Nabi Musa (AS) dan Harun (AS) sudah memimpin bani Israil selama 40 tahun. Mereka telah menuliskan 10 Perintah Allah dan menegakkan aturan-aturan tentang mempersembahkan kurban, serta menunjukkan banyak Tanda dalam Taurat. Tidak lama lagi, kedua nabi ini akan meninggal. Mari kita tinjau kembali pola dari Taurat sebelum kita menyelesaikannya.

Meninjau Kembali Pola dalam Taurat

Jadi, seperti apa pola Tanda-Tanda dalam Taurat?

Kurban dalam Taurat

Perhatikan betapa penting dan seringnya kurban dipersembahkan. Perhatikan hal-hal yang sudah kita pelajari berikut ini:

Kurban yang dipakai untuk semua persembahan ini adalah hewan yang halal, baik itu domba, kambing, maupun lembu. Semua hewan kurban itu juga jantan, kecuali lembu betina muda.

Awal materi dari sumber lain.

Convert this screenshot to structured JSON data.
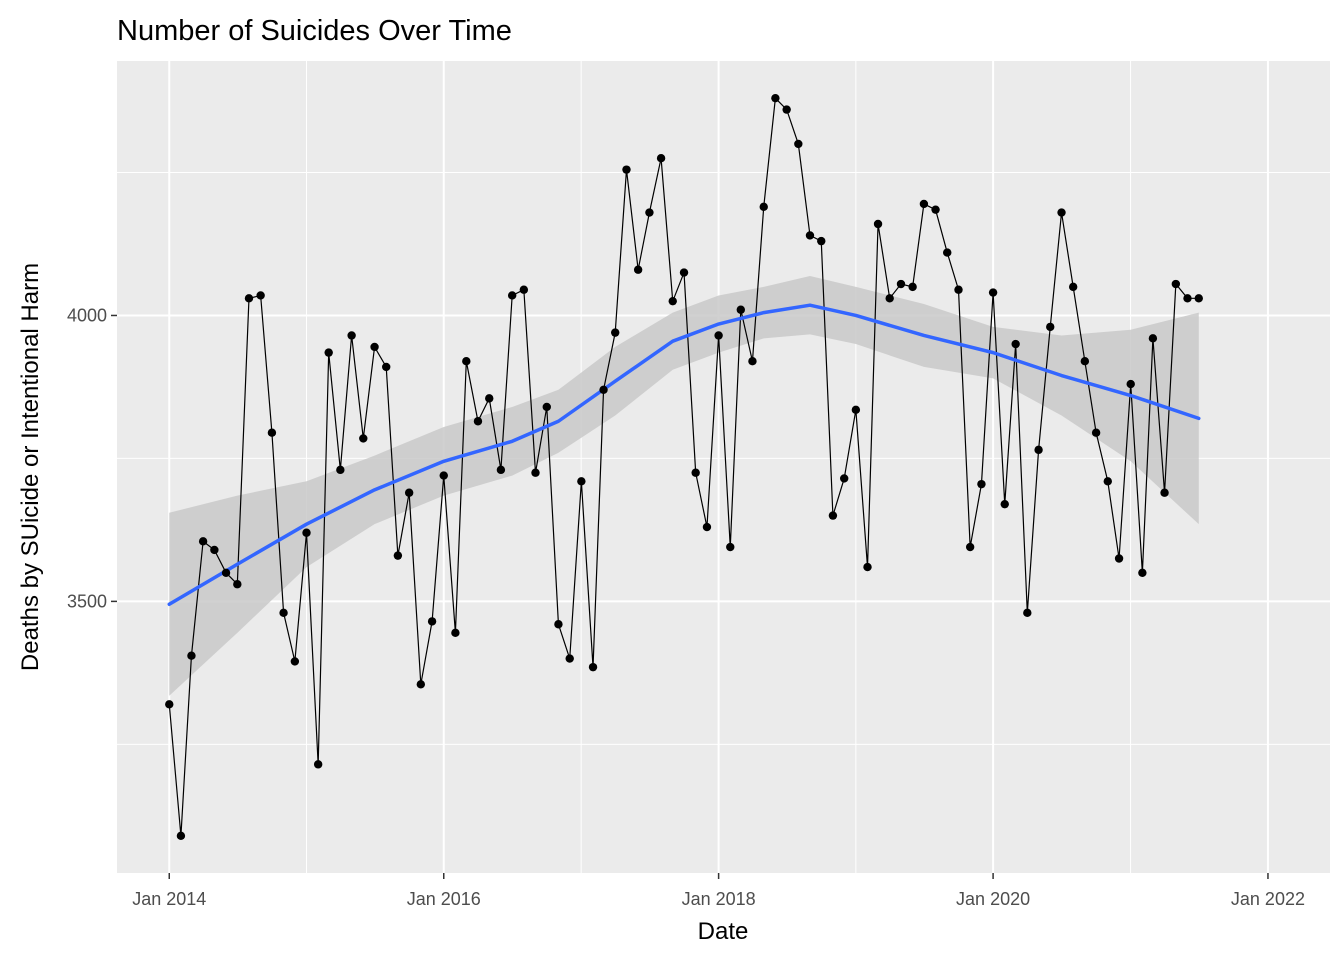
{
  "chart_data": {
    "type": "line",
    "title": "Number of Suicides Over Time",
    "xlabel": "Date",
    "ylabel": "Deaths by SUicide or Intentional Harm",
    "x_type": "date",
    "xlim": [
      "2013-08-15",
      "2022-06-15"
    ],
    "ylim": [
      3025,
      4445
    ],
    "x_ticks": [
      "2014-01-01",
      "2016-01-01",
      "2018-01-01",
      "2020-01-01",
      "2022-01-01"
    ],
    "x_tick_labels": [
      "Jan 2014",
      "Jan 2016",
      "Jan 2018",
      "Jan 2020",
      "Jan 2022"
    ],
    "y_ticks": [
      3500,
      4000
    ],
    "y_tick_labels": [
      "3500",
      "4000"
    ],
    "grid": true,
    "panel_background": "#ebebeb",
    "colors": {
      "points": "#000000",
      "line": "#000000",
      "smooth": "#3366ff",
      "band": "#c9c9c9"
    },
    "series": [
      {
        "type": "line+points",
        "x": [
          "2014-01-01",
          "2014-02-01",
          "2014-03-01",
          "2014-04-01",
          "2014-05-01",
          "2014-06-01",
          "2014-07-01",
          "2014-08-01",
          "2014-09-01",
          "2014-10-01",
          "2014-11-01",
          "2014-12-01",
          "2015-01-01",
          "2015-02-01",
          "2015-03-01",
          "2015-04-01",
          "2015-05-01",
          "2015-06-01",
          "2015-07-01",
          "2015-08-01",
          "2015-09-01",
          "2015-10-01",
          "2015-11-01",
          "2015-12-01",
          "2016-01-01",
          "2016-02-01",
          "2016-03-01",
          "2016-04-01",
          "2016-05-01",
          "2016-06-01",
          "2016-07-01",
          "2016-08-01",
          "2016-09-01",
          "2016-10-01",
          "2016-11-01",
          "2016-12-01",
          "2017-01-01",
          "2017-02-01",
          "2017-03-01",
          "2017-04-01",
          "2017-05-01",
          "2017-06-01",
          "2017-07-01",
          "2017-08-01",
          "2017-09-01",
          "2017-10-01",
          "2017-11-01",
          "2017-12-01",
          "2018-01-01",
          "2018-02-01",
          "2018-03-01",
          "2018-04-01",
          "2018-05-01",
          "2018-06-01",
          "2018-07-01",
          "2018-08-01",
          "2018-09-01",
          "2018-10-01",
          "2018-11-01",
          "2018-12-01",
          "2019-01-01",
          "2019-02-01",
          "2019-03-01",
          "2019-04-01",
          "2019-05-01",
          "2019-06-01",
          "2019-07-01",
          "2019-08-01",
          "2019-09-01",
          "2019-10-01",
          "2019-11-01",
          "2019-12-01",
          "2020-01-01",
          "2020-02-01",
          "2020-03-01",
          "2020-04-01",
          "2020-05-01",
          "2020-06-01",
          "2020-07-01",
          "2020-08-01",
          "2020-09-01",
          "2020-10-01",
          "2020-11-01",
          "2020-12-01",
          "2021-01-01",
          "2021-02-01",
          "2021-03-01",
          "2021-04-01",
          "2021-05-01",
          "2021-06-01",
          "2021-07-01"
        ],
        "y": [
          3320,
          3090,
          3405,
          3605,
          3590,
          3550,
          3530,
          4030,
          4035,
          3795,
          3480,
          3395,
          3620,
          3215,
          3935,
          3730,
          3965,
          3785,
          3945,
          3910,
          3580,
          3690,
          3355,
          3465,
          3720,
          3445,
          3920,
          3815,
          3855,
          3730,
          4035,
          4045,
          3725,
          3840,
          3460,
          3400,
          3710,
          3385,
          3870,
          3970,
          4255,
          4080,
          4180,
          4275,
          4025,
          4075,
          3725,
          3630,
          3965,
          3595,
          4010,
          3920,
          4190,
          4380,
          4360,
          4300,
          4140,
          4130,
          3650,
          3715,
          3835,
          3560,
          4160,
          4030,
          4055,
          4050,
          4195,
          4185,
          4110,
          4045,
          3595,
          3705,
          4040,
          3670,
          3950,
          3480,
          3765,
          3980,
          4180,
          4050,
          3920,
          3795,
          3710,
          3575,
          3880,
          3550,
          3960,
          3690,
          4055,
          4030,
          4030
        ]
      },
      {
        "type": "smooth",
        "x": [
          "2014-01-01",
          "2014-07-01",
          "2015-01-01",
          "2015-07-01",
          "2016-01-01",
          "2016-07-01",
          "2016-11-01",
          "2017-04-01",
          "2017-09-01",
          "2018-01-01",
          "2018-05-01",
          "2018-09-01",
          "2019-01-01",
          "2019-07-01",
          "2020-01-01",
          "2020-07-01",
          "2021-01-01",
          "2021-07-01"
        ],
        "y": [
          3495,
          3565,
          3635,
          3695,
          3745,
          3780,
          3815,
          3885,
          3955,
          3985,
          4005,
          4018,
          4000,
          3965,
          3935,
          3895,
          3860,
          3820
        ],
        "lower": [
          3335,
          3445,
          3560,
          3635,
          3685,
          3720,
          3760,
          3825,
          3905,
          3935,
          3960,
          3967,
          3950,
          3910,
          3890,
          3825,
          3745,
          3635
        ],
        "upper": [
          3655,
          3685,
          3710,
          3755,
          3805,
          3840,
          3870,
          3945,
          4005,
          4035,
          4050,
          4069,
          4050,
          4020,
          3980,
          3965,
          3975,
          4005
        ]
      }
    ]
  }
}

Persembahan kurban ini menebus orang yang mempersembahkannya. Ini artinya, persembahan kurban ini menutupi rasa bersalah dan rasa malu orang yang bersangkutan. Pola ini dimulai saat Adam menerima Rahmat Allah dalam bentuk pakaian yang terbuat dari kulit hewan. Kulit ini mensyaratkan kematian hewan untuk menutupi ketelanjangan Adam. Pertanyaan pentingnya adalah: Mengapa kita tidak lagi mempersembahkan kurban? Kita akan menemukan jawabannya sebentar lagi.

Kebenaran dalam Taurat

Kata ‘kebenaran’ muncul berulang kali. Kita melihatnya pertama kali ketika Allah berfirman kepada Adam bahwa ‘jubah kebenaran adalah yang terbaik’. Kita melihat bahwa Ibrahim ‘diperhitungkan’ benar waktu dia memilih percaya pada janji akan hadirnya seorang anak laki-laki. Bani Israil bisa memperoleh kebenaran jika mereka dapat menaati 10 Perintah Allah ‒tetapi mereka harus menaati Perintah ini sepenuhnya‒sepanjang waktu

Penghakiman dalam Taurat

Kita juga melihat bahwa kegagalan untuk menaati perintah Allah mendatangkan Penghakiman-Nya. Hal ini mulai dengan Adam, yang hanya sekali tidak taat lalu menerima penghakiman dari Allah. Penghakiman selalu mengakibatkan kematian. Kematian itu dialami baik oleh orang yang dihakimi maupun oleh hewan yang dikurbankan. Coba pikirkan hal-hal berikut ini:

  • Dengan Adam, hewan yang dikurbankan untuk diambil kulitnya menjadi pakaian, mati.
  • Dengan Habil, kurban hewannya yang diterima oleh Allah, mati.
  • Dengan Nuh, orang-orang mati dilanda air bah, dan bahkan Nuh‒setelah air bah surut‒membunuh hewan untuk dia persembahkan sebagai kurban.
  • Dengan Lut, penduduk Sodom dan Gomora mati dalam Penghakiman, demikian juga istri Lut.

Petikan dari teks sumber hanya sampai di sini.